I fully endorse the other, earlier review. The film starts well and sets out a "mystery". What the synopsis doesn't emphasize is that it's soon about a computer game, and so we go into computer image mode. It's well filmed and the actors do their best, but after a while the suspense went and I didn't really care what happened to any of them. And I like European cinema!
L’Autre Monde is a French language film from the director of Who Killed Bambi? Which was a tense and graceful thriller made in 2003.
L’Autre Monde is a thriller that takes place both in warm sandy planes of the South coast of France and a dark and intriguing cyber world called Black Hole.
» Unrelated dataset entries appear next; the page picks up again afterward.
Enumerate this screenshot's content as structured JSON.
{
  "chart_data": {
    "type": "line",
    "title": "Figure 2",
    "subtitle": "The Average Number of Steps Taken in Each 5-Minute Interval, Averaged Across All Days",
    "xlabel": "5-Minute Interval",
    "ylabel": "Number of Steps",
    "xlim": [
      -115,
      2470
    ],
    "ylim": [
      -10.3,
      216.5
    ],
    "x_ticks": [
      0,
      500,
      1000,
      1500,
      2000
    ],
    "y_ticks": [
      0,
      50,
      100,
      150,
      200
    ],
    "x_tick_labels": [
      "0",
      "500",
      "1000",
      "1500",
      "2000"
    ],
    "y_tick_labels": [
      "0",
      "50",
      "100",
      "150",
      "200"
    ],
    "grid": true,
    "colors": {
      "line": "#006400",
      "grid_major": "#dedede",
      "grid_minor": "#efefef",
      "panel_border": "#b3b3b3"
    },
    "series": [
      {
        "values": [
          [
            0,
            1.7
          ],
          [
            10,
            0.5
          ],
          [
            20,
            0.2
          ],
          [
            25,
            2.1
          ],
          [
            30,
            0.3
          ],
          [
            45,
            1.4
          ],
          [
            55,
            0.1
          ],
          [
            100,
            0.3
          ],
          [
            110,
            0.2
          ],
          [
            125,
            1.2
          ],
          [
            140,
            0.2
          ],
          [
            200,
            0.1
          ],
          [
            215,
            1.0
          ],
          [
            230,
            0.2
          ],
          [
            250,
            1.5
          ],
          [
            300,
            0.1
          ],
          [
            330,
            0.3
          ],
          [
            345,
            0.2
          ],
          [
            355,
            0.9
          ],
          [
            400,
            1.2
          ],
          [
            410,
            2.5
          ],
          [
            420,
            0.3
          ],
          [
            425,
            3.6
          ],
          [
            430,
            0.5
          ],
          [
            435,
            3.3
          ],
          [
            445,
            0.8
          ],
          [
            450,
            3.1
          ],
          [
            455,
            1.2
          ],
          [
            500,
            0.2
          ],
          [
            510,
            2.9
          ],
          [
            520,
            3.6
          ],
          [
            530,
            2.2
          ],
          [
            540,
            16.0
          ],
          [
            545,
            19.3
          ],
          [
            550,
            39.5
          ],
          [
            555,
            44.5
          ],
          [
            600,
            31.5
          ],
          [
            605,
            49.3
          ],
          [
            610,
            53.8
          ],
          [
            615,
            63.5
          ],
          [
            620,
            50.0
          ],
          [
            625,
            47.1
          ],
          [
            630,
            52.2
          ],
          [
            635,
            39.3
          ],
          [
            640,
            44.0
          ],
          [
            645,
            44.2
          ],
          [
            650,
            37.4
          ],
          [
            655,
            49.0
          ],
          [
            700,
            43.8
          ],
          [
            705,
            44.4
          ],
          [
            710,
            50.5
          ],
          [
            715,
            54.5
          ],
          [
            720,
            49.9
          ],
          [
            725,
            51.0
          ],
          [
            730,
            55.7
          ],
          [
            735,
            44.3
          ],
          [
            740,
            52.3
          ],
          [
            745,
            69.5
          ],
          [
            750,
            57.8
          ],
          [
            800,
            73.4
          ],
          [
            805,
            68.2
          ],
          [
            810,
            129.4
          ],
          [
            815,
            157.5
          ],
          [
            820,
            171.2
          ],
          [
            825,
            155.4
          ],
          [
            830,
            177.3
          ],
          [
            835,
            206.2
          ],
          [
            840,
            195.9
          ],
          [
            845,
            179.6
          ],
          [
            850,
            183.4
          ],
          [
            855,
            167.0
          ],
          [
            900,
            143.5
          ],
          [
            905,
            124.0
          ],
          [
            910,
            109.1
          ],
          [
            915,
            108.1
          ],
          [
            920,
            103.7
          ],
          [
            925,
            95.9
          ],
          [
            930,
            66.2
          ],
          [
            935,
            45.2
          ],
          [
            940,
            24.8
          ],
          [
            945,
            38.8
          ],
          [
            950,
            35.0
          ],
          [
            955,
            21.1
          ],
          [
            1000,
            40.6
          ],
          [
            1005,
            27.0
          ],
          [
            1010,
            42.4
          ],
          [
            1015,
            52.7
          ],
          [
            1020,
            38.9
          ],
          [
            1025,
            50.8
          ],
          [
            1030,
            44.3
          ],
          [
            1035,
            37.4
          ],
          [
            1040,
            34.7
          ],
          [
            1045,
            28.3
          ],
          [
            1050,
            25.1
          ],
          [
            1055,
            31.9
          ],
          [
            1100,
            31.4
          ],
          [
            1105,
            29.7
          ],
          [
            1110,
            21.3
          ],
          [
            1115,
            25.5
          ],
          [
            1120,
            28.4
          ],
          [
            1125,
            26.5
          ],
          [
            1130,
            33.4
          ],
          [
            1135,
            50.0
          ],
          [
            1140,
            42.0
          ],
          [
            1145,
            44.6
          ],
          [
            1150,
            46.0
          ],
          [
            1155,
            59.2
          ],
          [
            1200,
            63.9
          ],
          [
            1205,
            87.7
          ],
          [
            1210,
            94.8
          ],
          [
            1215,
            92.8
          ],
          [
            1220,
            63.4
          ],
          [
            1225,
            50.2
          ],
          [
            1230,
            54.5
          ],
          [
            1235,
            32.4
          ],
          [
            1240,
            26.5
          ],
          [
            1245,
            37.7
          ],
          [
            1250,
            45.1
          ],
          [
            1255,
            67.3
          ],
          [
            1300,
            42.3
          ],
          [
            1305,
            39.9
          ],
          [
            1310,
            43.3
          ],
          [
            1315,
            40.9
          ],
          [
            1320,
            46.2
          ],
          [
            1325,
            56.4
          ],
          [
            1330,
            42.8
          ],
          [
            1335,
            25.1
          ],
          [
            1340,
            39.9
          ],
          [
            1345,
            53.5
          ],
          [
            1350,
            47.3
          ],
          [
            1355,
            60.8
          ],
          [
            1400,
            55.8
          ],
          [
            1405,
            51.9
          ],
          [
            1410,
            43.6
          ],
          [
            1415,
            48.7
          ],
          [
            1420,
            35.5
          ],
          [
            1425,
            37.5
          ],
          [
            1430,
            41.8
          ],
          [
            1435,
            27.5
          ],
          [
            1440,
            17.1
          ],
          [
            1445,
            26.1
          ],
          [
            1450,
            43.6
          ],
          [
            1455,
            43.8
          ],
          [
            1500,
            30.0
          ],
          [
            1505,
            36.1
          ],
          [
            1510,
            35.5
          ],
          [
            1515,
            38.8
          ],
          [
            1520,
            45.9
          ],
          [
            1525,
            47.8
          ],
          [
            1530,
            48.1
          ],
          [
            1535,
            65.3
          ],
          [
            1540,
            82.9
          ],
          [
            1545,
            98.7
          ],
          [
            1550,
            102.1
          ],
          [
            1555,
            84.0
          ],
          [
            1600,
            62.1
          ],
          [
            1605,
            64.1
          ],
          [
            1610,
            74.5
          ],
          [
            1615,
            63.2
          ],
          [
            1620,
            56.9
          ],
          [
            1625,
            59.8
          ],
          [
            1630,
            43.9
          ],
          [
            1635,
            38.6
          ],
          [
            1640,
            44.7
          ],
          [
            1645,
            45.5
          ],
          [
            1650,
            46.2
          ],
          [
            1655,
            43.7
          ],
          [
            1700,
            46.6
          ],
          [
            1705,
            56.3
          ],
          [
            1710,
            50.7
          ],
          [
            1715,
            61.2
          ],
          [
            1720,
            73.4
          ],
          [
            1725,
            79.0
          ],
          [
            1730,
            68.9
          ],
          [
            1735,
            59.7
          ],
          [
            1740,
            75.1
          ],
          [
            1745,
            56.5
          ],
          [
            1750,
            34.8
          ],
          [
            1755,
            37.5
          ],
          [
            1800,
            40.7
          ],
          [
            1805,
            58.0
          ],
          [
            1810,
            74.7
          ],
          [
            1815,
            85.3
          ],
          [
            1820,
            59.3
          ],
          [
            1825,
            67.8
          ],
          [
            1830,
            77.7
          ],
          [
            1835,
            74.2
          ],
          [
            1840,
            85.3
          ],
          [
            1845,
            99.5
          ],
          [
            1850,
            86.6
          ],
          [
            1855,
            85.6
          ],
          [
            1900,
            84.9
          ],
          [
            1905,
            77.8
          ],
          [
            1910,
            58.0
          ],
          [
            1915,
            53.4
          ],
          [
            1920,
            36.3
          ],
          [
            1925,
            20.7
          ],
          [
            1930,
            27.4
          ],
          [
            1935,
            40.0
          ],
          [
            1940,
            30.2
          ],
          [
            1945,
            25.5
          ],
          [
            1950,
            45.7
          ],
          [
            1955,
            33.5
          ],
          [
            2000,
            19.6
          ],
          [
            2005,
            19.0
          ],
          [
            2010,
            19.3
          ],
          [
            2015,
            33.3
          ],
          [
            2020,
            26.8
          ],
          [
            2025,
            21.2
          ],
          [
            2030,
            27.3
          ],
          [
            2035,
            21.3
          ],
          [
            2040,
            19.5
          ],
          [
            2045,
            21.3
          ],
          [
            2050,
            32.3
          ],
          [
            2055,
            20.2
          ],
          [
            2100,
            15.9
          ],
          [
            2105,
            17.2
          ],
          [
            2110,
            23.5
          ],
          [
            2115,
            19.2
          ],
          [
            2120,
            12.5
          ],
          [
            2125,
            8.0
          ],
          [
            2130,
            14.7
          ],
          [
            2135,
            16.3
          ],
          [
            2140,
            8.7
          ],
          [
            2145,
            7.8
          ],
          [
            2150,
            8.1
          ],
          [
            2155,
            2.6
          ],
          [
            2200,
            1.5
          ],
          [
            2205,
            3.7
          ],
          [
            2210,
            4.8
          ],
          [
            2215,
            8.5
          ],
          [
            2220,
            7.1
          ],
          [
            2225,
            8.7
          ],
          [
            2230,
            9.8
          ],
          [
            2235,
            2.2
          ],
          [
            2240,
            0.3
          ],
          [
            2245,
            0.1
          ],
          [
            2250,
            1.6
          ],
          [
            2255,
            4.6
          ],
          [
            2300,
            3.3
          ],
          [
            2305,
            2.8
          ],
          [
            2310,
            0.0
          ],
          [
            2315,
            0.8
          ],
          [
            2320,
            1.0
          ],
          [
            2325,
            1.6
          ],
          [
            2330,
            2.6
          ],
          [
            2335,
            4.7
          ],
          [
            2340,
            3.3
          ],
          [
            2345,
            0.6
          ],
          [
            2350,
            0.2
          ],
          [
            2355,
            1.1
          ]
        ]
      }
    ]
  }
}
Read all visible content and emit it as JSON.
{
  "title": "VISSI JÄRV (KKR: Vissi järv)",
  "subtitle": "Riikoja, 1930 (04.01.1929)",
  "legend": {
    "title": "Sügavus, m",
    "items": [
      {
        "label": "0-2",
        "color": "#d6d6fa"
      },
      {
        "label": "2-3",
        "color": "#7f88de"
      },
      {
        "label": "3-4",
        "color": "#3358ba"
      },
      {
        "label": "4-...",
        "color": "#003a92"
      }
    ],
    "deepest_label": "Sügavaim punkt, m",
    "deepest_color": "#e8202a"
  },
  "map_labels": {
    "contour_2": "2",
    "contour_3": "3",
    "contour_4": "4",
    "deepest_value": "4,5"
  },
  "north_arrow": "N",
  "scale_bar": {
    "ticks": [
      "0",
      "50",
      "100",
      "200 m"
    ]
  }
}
The movie begins innocently enough with a couple’s discovery of a lost mobile phone which is inundated with messages from a “Dragon”. The couple, played by Gregoire Leprince-Ringue and Pauline Etienne find the owner of the phone, and her associate Dragon, attempting to commit suicide.
This discovery leads to Ringue’s character, Gaspard, becoming infatuated with the girl, Sam played by French beauty Louise Bourgoin, and eventually following her into a strange and dark online world.
The movie begins very well and the story is enticing and provocative, and the sensual and seductive air of theme runs throughout its 105 minutes. However after about seventy minutes you find yourself realizing that this isn’t one of those movies where nothing really happens but rather that simply nothing interesting is happening. Unlike many European and indie films, which are notorious for being about characters and relationships and emotion that involve very little action or drama or even narrative, Black Heaven has drama and suspense and a solid narrative, it just isn’t played out very well.
There are, in places, inconsistencies in the strength of the narrative where interesting and intriguing plot points or vital clues are ignored or abandoned, leaving the film to rest solely upon the semi naked shoulders of Bourgoin. This is a real shame because the movie is full of promise and intrigue and could have been something really interesting that utilized the modern culture’s obsession with identity and isolation, but it falls flat less than an hour in.